The Most Beautiful Girl in Cuba(14)



My anger is one of the only things sustaining me these days. The Spanish have already broken so many promises to us, the reforms that were dangled before us for most of my life abandoned, that the manner in which they’ve conducted this shouldn’t be surprising to me, and still it is. They’ve seemingly made no provisions for the care and feeding of the very people they have chosen to imprison. How do you deny people their liberty, their ability to sustain themselves, and then fail to provide for them?

“The soldiers will see us as weak and defeated because we are women and we have been brought low by their treatment of us,” Luz adds. “Now that we’re here, they think they have us managed, but the reality is there’s too many of us, the situation out of their control. There’s an opportunity to be had.”

“What do you suggest?”

“There are places women can go that men can’t. The soldiers might overlook a woman where they wouldn’t a man. You could be a courier,” Luz continues. “But you must be careful. It’s dangerous to be a spy in times like these. I passed messages when we fought in ’68. I didn’t tell anyone. Not Mateo or his father. They never would have agreed to it; men can have a way of underestimating what we’re capable of even when they love us. Sometimes when you hold something too close, you forget that it needs to fly.” She reaches out and takes my hand, squeezing it gently. “You’re upset that he left.”

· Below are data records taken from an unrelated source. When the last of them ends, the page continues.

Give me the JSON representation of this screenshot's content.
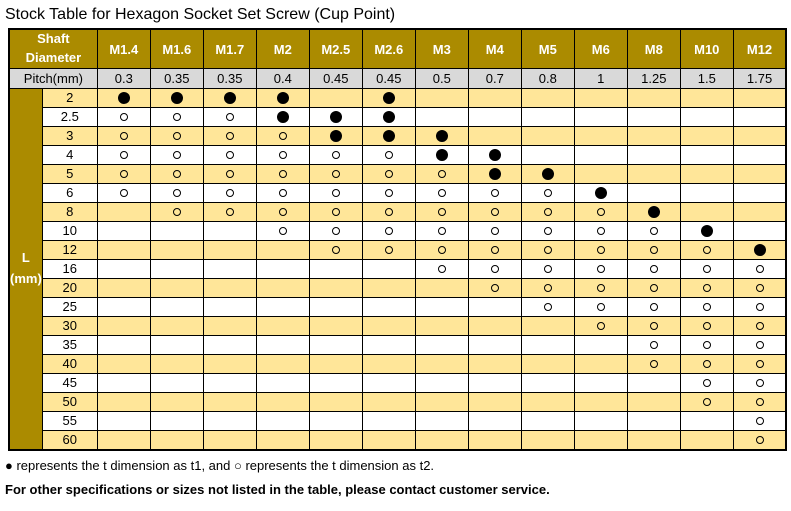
{
  "title": "Stock Table for Hexagon Socket Set Screw (Cup Point)",
  "table": {
    "corner_header_line1": "Shaft",
    "corner_header_line2": "Diameter",
    "pitch_row_label": "Pitch(mm)",
    "left_axis_label_line1": "L",
    "left_axis_label_line2": "(mm)",
    "columns": [
      "M1.4",
      "M1.6",
      "M1.7",
      "M2",
      "M2.5",
      "M2.6",
      "M3",
      "M4",
      "M5",
      "M6",
      "M8",
      "M10",
      "M12"
    ],
    "pitches": [
      "0.3",
      "0.35",
      "0.35",
      "0.4",
      "0.45",
      "0.45",
      "0.5",
      "0.7",
      "0.8",
      "1",
      "1.25",
      "1.5",
      "1.75"
    ],
    "legend": {
      "filled_symbol": "●",
      "open_symbol": "○"
    },
    "rows": [
      {
        "length": "2",
        "cells": [
          "f",
          "f",
          "f",
          "f",
          "",
          "f",
          "",
          "",
          "",
          "",
          "",
          "",
          ""
        ]
      },
      {
        "length": "2.5",
        "cells": [
          "o",
          "o",
          "o",
          "f",
          "f",
          "f",
          "",
          "",
          "",
          "",
          "",
          "",
          ""
        ]
      },
      {
        "length": "3",
        "cells": [
          "o",
          "o",
          "o",
          "o",
          "f",
          "f",
          "f",
          "",
          "",
          "",
          "",
          "",
          ""
        ]
      },
      {
        "length": "4",
        "cells": [
          "o",
          "o",
          "o",
          "o",
          "o",
          "o",
          "f",
          "f",
          "",
          "",
          "",
          "",
          ""
        ]
      },
      {
        "length": "5",
        "cells": [
          "o",
          "o",
          "o",
          "o",
          "o",
          "o",
          "o",
          "f",
          "f",
          "",
          "",
          "",
          ""
        ]
      },
      {
        "length": "6",
        "cells": [
          "o",
          "o",
          "o",
          "o",
          "o",
          "o",
          "o",
          "o",
          "o",
          "f",
          "",
          "",
          ""
        ]
      },
      {
        "length": "8",
        "cells": [
          "",
          "o",
          "o",
          "o",
          "o",
          "o",
          "o",
          "o",
          "o",
          "o",
          "f",
          "",
          ""
        ]
      },
      {
        "length": "10",
        "cells": [
          "",
          "",
          "",
          "o",
          "o",
          "o",
          "o",
          "o",
          "o",
          "o",
          "o",
          "f",
          ""
        ]
      },
      {
        "length": "12",
        "cells": [
          "",
          "",
          "",
          "",
          "o",
          "o",
          "o",
          "o",
          "o",
          "o",
          "o",
          "o",
          "f"
        ]
      },
      {
        "length": "16",
        "cells": [
          "",
          "",
          "",
          "",
          "",
          "",
          "o",
          "o",
          "o",
          "o",
          "o",
          "o",
          "o"
        ]
      },
      {
        "length": "20",
        "cells": [
          "",
          "",
          "",
          "",
          "",
          "",
          "",
          "o",
          "o",
          "o",
          "o",
          "o",
          "o"
        ]
      },
      {
        "length": "25",
        "cells": [
          "",
          "",
          "",
          "",
          "",
          "",
          "",
          "",
          "o",
          "o",
          "o",
          "o",
          "o"
        ]
      },
      {
        "length": "30",
        "cells": [
          "",
          "",
          "",
          "",
          "",
          "",
          "",
          "",
          "",
          "o",
          "o",
          "o",
          "o"
        ]
      },
      {
        "length": "35",
        "cells": [
          "",
          "",
          "",
          "",
          "",
          "",
          "",
          "",
          "",
          "",
          "o",
          "o",
          "o"
        ]
      },
      {
        "length": "40",
        "cells": [
          "",
          "",
          "",
          "",
          "",
          "",
          "",
          "",
          "",
          "",
          "o",
          "o",
          "o"
        ]
      },
      {
        "length": "45",
        "cells": [
          "",
          "",
          "",
          "",
          "",
          "",
          "",
          "",
          "",
          "",
          "",
          "o",
          "o"
        ]
      },
      {
        "length": "50",
        "cells": [
          "",
          "",
          "",
          "",
          "",
          "",
          "",
          "",
          "",
          "",
          "",
          "o",
          "o"
        ]
      },
      {
        "length": "55",
        "cells": [
          "",
          "",
          "",
          "",
          "",
          "",
          "",
          "",
          "",
          "",
          "",
          "",
          "o"
        ]
      },
      {
        "length": "60",
        "cells": [
          "",
          "",
          "",
          "",
          "",
          "",
          "",
          "",
          "",
          "",
          "",
          "",
          "o"
        ]
      }
    ]
  },
  "footer": {
    "legend_note": "● represents the t dimension as t1, and ○ represents the t dimension as t2.",
    "contact_note": "For other specifications or sizes not listed in the table, please contact customer service."
  },
  "colors": {
    "header_gold": "#AB8B00",
    "stripe_tan": "#FFE699",
    "pitch_gray": "#D9D9D9",
    "grid_black": "#000000"
  }
}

“I don’t know. It’s complicated. I wanted him to go. I believe in what he’s fighting for.” My gaze sweeps around the camp. Everywhere I look, I see desperation. A woman several yards away is hunched over on her side, in pain, writhing on the ground as her children attempt to comfort her. Her neighbors keep their distance, clearly afraid of catching whatever malady befalls her. “We can’t live like this. It’s hell. I wish I could have gone with him. That I could do my part. I’m tired of the way things are, too.”

“Then you’ll do something about it now. Years ago, I corresponded with a group of women who secretly supported the war for independence. Some of them lived in Havana. I imagine many of them are still alive and still fighting.

“The townspeople are starting to feel bad for us here. They can’t ignore what’s going on. I’ve heard talk in the camp that they’re going to start offering jobs in the city to do washing and work to earn a little bit more money, a little bit more food. There aren’t enough opportunities for everyone, but if you secure one of these positions, you’ll be able to move about the city. There’s a network in Havana that is sympathetic to the revolutionaries even if, at first glance, the city is overwhelmingly supportive of the Spanish. You can pass messages to them under the guise of being a laundress. I’ll connect you.”

Tears fill my eyes. When I married Mateo, I lost the family of my birth, but in Luz I have gained a mother. I couldn’t get through this without her love and support.

I want this opportunity so badly I can taste it on the tip of my tongue, the burning need to do something a fire within me. And still—

“And what about Isabella?”

“You will be here for her. And when you cannot be, I will be there in your stead. I am too old for such intrigues; my body doesn’t move as stealthily as it once did. You will fight for me. It’s a risk, but look around us. What is the alternative?”

Luz is right. I agreed to come to this camp to protect my daughter, but where the battlefield seemed too dangerous, here is a different danger: we are fading away day by day.

I made Mateo a promise that I would keep our daughter safe, but these are extraordinary times, and I can’t help but think that if he saw the conditions of the camp, saw all that they’ve taken from us, he’d want me to do my part to end this horrible suffering and eject Spain from our lands for good.





Five





Before


“My parents say this is the last summer I’ll spend at the farm.”

I try to keep the threatening tears from spilling down my cheeks, struggle to hold back the tremor in my voice.

We sit beside each other on a fallen tree branch, Mateo and I, staring out at the countryside where we would run and play as children, whooping with laughter. My brother was always older and much too serious to be a playmate for me, but from the first moment when Mateo and I met when I was just five years old, we’ve been inseparable.

But now I am seventeen, and those childish times are behind us.

We both knew, of course, that this was coming. Time has changed, and our bodies have changed, and now when my mother catches sight of me walking around the farm with Mateo or riding a horse beside him, her eyes alight with something other than displeasure that I am playing with a farmer’s son.

Fear.

It hasn’t escaped me that we’ve spent less and less time in the country the older I’ve grown, and now they are sending me to Havana permanently with the hopes that I will find a husband. My time with Mateo has been consigned to stolen hours when my parents are otherwise occupied, our encounters far from their gaze.

Beside me, Mateo shifts, his body grazing mine in a move that sends goose bumps over my forearm. There was a time when I was as comfortable with him as I was in my own skin, but now tension vibrates between us, my cheeks heating when I watch him help his father with the horses.